Against that background, Cheng is very familiar with the operations of CTS and TBS and is knowledgeable about the practical skills required in the broadcasting industry, CTS said.

Meanwhile, the replacement of Chen falls under the purview of the new chairman and will be discussed at a board meeting next week, according to Tchen, who attended Thursday's interim meeting,

June 15: CTS fined NT$1 million over false news tickers: NCC

In a related development, lawmakers of the opposition Kuomintang (KMT) on Thursday demanded the resignation of National Communications Commission (NCC) Chairman Chen Yaw-shyang (陳耀祥) over the CTS fiasco.

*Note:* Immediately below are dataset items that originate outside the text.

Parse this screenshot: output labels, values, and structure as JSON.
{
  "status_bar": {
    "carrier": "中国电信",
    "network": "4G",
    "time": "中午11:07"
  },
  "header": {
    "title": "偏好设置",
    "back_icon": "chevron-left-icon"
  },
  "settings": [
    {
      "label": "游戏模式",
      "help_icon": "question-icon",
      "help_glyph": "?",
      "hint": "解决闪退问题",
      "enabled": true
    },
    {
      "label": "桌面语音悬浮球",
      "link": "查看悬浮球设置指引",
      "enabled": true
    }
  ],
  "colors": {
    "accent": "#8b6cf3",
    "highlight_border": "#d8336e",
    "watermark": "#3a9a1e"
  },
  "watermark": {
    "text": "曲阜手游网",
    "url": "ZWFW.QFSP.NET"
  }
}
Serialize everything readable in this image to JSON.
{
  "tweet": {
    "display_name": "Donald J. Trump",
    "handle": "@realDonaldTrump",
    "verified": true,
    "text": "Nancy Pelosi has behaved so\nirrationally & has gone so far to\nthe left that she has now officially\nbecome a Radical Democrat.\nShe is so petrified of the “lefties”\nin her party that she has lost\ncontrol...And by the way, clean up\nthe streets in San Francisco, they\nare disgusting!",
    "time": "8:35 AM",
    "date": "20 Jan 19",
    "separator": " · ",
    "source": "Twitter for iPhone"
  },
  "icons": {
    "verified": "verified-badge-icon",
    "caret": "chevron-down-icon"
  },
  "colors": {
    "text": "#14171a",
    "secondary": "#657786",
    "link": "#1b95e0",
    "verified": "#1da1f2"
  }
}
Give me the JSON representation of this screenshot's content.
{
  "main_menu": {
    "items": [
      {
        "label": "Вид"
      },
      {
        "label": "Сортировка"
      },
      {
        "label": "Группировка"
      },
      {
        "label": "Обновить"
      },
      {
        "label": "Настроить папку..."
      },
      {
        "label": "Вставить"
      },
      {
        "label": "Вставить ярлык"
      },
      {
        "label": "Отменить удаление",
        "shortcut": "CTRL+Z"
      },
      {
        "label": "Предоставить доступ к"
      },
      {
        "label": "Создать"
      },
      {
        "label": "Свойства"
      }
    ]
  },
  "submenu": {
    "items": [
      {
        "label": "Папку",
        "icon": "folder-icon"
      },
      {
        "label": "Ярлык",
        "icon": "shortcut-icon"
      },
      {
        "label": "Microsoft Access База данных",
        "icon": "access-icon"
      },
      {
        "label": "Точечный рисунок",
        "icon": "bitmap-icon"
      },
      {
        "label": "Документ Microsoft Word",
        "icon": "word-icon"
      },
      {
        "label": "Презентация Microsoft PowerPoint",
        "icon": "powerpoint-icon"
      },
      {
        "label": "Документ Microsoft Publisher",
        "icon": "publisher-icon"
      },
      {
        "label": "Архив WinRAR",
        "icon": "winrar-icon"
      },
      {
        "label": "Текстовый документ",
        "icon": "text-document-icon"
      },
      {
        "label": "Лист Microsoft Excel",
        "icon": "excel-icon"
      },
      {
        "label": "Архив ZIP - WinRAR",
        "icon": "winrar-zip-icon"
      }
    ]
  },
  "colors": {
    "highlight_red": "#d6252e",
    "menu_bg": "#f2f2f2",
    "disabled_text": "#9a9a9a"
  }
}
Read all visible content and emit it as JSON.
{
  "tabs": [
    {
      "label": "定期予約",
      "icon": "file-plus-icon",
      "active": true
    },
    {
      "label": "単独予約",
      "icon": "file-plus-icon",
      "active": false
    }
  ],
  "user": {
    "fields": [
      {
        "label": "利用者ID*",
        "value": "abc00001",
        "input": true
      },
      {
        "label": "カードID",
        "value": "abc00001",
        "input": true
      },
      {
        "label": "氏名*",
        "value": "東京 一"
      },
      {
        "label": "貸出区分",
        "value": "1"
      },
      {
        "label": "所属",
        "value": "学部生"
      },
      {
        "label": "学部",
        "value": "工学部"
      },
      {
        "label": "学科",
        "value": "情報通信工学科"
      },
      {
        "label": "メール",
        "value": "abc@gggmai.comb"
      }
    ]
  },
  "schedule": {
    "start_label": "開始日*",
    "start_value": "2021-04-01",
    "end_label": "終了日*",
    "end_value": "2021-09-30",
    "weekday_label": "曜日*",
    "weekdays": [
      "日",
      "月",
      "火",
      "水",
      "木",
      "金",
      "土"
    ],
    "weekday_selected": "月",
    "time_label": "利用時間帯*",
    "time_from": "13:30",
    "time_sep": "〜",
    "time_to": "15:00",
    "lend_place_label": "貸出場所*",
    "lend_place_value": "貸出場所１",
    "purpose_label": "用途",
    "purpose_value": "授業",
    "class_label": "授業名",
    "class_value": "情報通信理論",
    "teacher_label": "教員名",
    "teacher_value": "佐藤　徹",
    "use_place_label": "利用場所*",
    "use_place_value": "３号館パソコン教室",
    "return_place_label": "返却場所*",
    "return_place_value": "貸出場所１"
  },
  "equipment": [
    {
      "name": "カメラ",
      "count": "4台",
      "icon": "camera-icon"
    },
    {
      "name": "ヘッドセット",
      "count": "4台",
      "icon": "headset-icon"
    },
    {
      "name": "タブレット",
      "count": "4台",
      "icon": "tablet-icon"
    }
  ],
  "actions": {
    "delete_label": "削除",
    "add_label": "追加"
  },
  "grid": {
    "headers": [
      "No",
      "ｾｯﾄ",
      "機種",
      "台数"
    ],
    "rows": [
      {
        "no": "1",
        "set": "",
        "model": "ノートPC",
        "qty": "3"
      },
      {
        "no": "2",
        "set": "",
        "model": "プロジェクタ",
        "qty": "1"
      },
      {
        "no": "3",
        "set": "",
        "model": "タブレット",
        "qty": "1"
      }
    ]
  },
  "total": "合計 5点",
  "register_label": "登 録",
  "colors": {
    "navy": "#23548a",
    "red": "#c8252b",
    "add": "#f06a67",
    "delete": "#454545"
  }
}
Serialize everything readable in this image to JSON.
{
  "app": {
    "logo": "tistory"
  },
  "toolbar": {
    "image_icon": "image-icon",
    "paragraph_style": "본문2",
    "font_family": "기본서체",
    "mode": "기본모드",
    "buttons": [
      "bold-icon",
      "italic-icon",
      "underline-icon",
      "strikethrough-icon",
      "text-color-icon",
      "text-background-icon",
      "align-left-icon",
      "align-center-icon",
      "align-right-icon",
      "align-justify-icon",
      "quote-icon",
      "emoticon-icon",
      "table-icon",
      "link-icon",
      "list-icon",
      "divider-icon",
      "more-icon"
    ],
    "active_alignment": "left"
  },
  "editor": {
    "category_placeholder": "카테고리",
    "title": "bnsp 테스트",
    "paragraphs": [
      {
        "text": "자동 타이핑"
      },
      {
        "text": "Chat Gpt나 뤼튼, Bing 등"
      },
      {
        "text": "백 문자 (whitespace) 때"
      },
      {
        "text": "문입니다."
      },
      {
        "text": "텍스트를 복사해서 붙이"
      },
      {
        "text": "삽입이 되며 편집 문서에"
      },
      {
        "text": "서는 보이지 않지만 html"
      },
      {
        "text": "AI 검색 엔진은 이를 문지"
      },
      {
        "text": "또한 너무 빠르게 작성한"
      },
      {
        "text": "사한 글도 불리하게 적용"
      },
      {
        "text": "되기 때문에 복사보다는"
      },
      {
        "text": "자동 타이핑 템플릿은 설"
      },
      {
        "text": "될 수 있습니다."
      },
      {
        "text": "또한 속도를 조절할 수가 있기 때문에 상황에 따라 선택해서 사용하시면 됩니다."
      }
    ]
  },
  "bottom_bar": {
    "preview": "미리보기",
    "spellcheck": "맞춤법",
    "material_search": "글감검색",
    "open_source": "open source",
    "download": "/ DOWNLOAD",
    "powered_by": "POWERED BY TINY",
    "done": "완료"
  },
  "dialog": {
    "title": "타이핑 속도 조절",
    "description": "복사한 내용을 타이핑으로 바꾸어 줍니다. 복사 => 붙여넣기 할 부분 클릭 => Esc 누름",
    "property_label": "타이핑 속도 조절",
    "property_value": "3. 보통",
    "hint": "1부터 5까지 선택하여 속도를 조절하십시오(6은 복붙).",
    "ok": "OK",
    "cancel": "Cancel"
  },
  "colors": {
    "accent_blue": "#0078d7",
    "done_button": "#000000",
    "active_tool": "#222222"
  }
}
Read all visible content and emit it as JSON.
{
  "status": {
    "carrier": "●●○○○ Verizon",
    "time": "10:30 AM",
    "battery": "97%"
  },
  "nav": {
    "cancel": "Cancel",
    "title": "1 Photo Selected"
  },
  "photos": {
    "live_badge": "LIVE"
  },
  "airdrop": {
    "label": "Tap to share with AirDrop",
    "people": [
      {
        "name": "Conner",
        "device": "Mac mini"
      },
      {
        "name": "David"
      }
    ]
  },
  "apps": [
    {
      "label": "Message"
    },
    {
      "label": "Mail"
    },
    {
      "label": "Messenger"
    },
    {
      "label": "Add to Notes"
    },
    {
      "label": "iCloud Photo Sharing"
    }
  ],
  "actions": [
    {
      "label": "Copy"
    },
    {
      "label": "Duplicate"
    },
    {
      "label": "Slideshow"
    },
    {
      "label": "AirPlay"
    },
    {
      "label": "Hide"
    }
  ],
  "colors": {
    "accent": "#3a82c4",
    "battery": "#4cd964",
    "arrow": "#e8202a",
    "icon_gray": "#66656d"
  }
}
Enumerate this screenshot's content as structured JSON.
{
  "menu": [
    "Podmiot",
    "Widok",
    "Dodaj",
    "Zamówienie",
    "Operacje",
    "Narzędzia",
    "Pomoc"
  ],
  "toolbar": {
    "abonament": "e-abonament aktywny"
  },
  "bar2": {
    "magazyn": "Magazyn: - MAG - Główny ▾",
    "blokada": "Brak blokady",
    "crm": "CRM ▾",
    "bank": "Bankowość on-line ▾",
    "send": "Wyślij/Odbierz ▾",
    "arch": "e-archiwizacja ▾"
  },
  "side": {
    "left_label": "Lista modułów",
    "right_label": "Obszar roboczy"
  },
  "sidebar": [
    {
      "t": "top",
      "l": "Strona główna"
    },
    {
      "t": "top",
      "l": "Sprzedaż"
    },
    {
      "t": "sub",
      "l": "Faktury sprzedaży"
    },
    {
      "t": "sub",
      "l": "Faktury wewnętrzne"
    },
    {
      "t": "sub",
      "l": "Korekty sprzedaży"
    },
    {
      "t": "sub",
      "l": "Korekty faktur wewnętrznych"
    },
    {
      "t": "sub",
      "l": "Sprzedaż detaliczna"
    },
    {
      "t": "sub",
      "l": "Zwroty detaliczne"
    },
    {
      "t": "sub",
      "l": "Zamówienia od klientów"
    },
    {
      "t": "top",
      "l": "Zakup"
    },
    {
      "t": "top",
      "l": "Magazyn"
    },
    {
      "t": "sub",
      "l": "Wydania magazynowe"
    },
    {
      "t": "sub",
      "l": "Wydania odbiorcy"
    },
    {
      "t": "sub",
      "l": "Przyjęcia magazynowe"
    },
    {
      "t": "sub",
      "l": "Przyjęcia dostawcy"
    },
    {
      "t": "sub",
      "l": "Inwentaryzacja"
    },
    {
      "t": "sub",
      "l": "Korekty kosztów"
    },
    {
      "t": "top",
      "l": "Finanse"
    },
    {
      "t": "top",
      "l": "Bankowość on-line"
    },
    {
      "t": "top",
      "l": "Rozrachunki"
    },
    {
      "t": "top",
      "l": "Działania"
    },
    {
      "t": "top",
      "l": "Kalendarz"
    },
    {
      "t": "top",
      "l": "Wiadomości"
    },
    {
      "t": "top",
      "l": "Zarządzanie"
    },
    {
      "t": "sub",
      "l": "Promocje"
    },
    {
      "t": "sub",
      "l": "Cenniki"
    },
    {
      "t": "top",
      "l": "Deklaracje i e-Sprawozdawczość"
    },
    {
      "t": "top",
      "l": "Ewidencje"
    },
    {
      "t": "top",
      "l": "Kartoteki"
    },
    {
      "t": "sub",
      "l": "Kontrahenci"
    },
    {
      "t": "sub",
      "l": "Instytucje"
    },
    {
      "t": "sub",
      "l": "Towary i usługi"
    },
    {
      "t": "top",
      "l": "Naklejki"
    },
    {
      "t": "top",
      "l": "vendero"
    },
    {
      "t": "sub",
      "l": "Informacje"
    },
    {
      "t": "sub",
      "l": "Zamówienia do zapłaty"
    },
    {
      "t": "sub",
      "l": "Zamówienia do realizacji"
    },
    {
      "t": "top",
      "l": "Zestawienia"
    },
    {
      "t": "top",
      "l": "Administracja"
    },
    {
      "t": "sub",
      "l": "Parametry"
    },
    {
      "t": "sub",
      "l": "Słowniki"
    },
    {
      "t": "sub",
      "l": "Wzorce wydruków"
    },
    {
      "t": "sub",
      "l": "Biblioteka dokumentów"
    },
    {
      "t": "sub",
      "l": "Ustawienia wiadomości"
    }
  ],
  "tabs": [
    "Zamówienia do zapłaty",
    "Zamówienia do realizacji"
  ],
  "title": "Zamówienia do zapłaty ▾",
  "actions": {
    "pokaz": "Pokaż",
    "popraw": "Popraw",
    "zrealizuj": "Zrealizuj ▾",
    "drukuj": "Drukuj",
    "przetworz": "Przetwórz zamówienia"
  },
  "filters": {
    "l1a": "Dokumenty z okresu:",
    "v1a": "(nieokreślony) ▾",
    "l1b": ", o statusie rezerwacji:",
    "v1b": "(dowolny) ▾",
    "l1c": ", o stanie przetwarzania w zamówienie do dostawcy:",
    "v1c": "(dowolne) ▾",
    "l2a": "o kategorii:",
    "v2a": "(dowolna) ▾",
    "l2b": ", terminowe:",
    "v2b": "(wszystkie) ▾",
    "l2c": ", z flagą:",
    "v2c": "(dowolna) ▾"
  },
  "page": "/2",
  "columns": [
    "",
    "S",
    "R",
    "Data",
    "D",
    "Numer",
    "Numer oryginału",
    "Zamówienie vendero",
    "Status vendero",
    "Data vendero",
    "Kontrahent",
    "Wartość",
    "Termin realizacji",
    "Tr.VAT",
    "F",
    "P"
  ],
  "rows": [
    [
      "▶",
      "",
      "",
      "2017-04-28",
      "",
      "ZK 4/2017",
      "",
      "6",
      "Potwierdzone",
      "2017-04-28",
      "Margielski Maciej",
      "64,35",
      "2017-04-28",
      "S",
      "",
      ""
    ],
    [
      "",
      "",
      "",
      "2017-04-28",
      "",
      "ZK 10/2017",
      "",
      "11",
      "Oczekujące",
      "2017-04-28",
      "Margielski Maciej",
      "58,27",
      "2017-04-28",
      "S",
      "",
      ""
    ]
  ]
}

As soon as Chen Yaw-shyang took his seat in a hearing of the Legislature's Transportation Committee, several KMT lawmakers began shouting that he must "step down" to "take political responsibility" for the CTS matter.

KMT Legislator Cheng Li-wun (鄭麗文) said Chen Yaw-shyang was liable because he had pushed for CTS News and Info to change from channel 130 to 52, which was previously held by CTi News.

CTi News, a prominent pro-China station, was forced to close down its TV channel and now uses an online-only format, after the NCC in December 2020 denied its request to renew its broadcast license.

At the time, NCC said the decision was made on the grounds that CTi News had frequently contravened media regulations, aired inaccurate reports and ignored warnings to improve, but the KMT had argued that the NCC was infringing on freedom of the press.

On Thursday, KMT lawmakers also told Chen Yaw-shyang that the NCC should revoke CTS's broadcast license for running the false news tickers on live TV.

In response, Chen Yaw-shyang said an initial probe into the CTS case had found that the company may be in violation of Article 21-3 of the Radio and Television Act, which states that that radio/television programs "shall not disrupt public order."

Under the law, the penalty is a fine of between NT$200,000 (US$6,770) and NT$2 million, he said, adding that the NCC will make a decision on the CTC case in about three to six months.